And finally, I see an American Century because of the character of our country — the spirit that has always made us exceptional.  That simple yet revolutionary idea — there at our founding and in our hearts ever since — that we have it in our power to make the world anew, to make the future what we will.  It is that fundamental faith — that American optimism — which says no challenge is too great, no mission is too hard.  It’s the spirit that guides your class:  “Never falter, never fail.”  (Applause.)

That is the essence of America, and there’s nothing else like it anywhere in the world.  It’s what’s inspired the oppressed in every corner of the world to demand the same freedoms for themselves.  It’s what’s inspired generations to come to our shores, renewing us with their energy and their hopes.  And that includes a fellow cadet, a cadet graduating today, who grew up in Venezuela, got on a plane with a one-way ticket to America, and today is closer to his dream of becoming an Air Force pilot — Edward Camacho.  (Applause.)  Edward said what we all know to be true:  “I’m convinced that America is the land of opportunity.”

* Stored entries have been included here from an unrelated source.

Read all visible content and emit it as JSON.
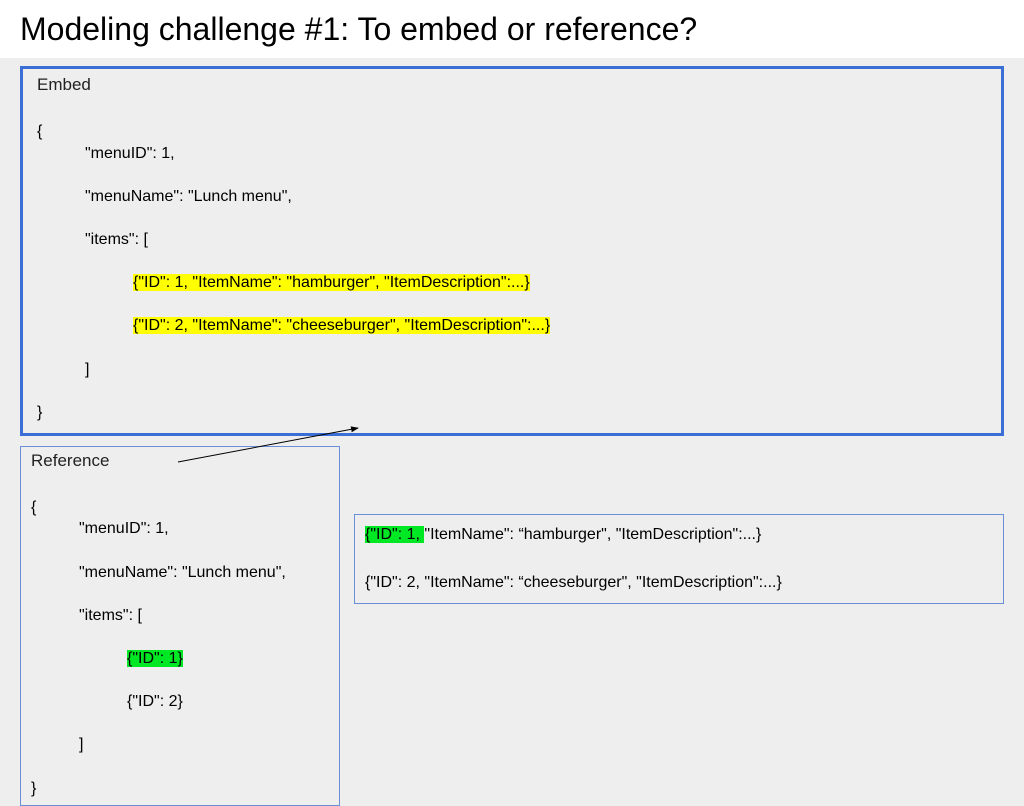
{
  "title": "Modeling challenge #1: To embed or reference?",
  "embed": {
    "label": "Embed",
    "open": "{",
    "l1": "\"menuID\": 1,",
    "l2": "\"menuName\": \"Lunch menu\",",
    "l3": "\"items\": [",
    "item1": "{\"ID\": 1, \"ItemName\": \"hamburger\", \"ItemDescription\":...}",
    "item2": "{\"ID\": 2, \"ItemName\": \"cheeseburger\", \"ItemDescription\":...}",
    "l4": "]",
    "close": "}"
  },
  "reference": {
    "label": "Reference",
    "open": "{",
    "l1": "\"menuID\": 1,",
    "l2": "\"menuName\": \"Lunch menu\",",
    "l3": "\"items\": [",
    "item1": "{\"ID\": 1}",
    "item2": "{\"ID\": 2}",
    "l4": "]",
    "close": "}"
  },
  "items_ext": {
    "row1_hl": "{\"ID\": 1, ",
    "row1_rest": "\"ItemName\": “hamburger\", \"ItemDescription\":...}",
    "row2": "{\"ID\": 2, \"ItemName\": “cheeseburger\", \"ItemDescription\":...}"
  }
}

You’re right, Edward.  That is who we are.  That’s the America we love.  Always young, always looking ahead to that light of a new day on the horizon.  And, cadets, as I look into your eyes — as you join that Long Blue Line — I know you will carry us even farther, and even higher.  And with your proud service, I’m absolutely confident that the United States of America will meet the tests of our time.  We will remain the land of opportunity.  And we will stay strong as the greatest force for freedom and human dignity that the world has ever known.

May God bless you.  May God bless the Class of 2012.  And may God bless the United States of America.  (Applause.)